Question: Joe Williams, a new tax professional, agrees to represent a friend who is not his client, Wanda Round, in an IRS audit of her small business that operates as a sole proprietorship. The IRS is requesting all actual receipts for her claimed business expenses. Wanda explains that she scans her receipts into commercially available software as she receives them and then all physical receipts are shredded. Will the IRS accept printouts from the software as proper substantiation for expenses claimed?

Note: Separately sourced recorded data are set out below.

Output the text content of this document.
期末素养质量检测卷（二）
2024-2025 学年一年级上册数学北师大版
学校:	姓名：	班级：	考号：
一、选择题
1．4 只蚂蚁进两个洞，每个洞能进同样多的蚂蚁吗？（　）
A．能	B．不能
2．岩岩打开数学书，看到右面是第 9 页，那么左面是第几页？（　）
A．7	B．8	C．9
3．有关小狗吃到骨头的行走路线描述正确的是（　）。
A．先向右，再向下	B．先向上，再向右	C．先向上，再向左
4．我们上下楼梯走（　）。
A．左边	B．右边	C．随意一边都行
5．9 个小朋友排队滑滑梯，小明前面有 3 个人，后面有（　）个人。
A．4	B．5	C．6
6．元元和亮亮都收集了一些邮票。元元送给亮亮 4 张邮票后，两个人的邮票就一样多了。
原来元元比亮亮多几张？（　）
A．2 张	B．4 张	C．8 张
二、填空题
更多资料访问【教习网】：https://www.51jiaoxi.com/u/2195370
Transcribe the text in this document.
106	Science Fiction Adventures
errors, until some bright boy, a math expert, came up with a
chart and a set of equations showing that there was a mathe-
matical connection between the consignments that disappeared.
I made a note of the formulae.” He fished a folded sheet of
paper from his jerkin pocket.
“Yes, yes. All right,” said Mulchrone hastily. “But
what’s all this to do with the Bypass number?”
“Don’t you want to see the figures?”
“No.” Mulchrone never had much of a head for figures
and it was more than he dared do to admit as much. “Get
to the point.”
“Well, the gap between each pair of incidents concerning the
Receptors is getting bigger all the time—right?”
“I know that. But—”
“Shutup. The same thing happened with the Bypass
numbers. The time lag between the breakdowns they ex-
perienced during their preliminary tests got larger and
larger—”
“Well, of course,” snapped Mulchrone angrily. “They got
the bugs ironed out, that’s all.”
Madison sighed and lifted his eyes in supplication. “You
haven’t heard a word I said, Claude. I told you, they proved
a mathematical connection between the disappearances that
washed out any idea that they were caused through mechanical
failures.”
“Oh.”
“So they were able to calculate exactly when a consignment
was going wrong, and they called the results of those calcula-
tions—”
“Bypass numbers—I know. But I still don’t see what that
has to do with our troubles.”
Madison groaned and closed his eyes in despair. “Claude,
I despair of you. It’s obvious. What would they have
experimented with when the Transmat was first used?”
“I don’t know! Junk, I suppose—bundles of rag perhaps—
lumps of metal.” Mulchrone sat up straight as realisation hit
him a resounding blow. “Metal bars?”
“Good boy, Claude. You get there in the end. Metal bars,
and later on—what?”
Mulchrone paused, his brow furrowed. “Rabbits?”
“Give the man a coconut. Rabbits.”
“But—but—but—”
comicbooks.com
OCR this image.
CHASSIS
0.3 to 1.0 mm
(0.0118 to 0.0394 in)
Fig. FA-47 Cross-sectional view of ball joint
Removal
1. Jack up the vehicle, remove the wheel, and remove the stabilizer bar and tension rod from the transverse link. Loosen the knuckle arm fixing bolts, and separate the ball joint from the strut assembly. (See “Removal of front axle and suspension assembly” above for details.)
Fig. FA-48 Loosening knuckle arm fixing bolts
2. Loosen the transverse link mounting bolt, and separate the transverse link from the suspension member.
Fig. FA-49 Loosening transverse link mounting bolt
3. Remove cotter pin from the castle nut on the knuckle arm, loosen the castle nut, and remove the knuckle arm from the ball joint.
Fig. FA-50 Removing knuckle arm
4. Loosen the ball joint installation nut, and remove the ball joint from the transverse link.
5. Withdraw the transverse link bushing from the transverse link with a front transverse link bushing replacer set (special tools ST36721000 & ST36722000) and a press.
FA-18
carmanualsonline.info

Answer: Yes, if the scanning meets what the IRS has been accepting as digitized or scanned versions of paper documents since 1997 in lieu of paper documents. Rev. Proc. 97-22, §4.01 outlines:
- Taxpayers must ensure “an accurate and complete transfer of the hardcopy or computerized books and records to an electronic storage media. The electronic storage system must also index, store, preserve, retrieve, and reproduce the electronically stored books and records.”
The digitized or scanned versions of a paper document must resemble the paper version. No alterations should be made to the digital document. Any handwritten content may not be recorded using OCR (Optical Character Recognition, a technology that allows computers to read text, for example, text on a scanned memo or text in a photograph) because it would not be searchable.
It is still likely a good idea to archive all original back up documents in paper form. Software or hardware can fail, and electronically saved data can be lost.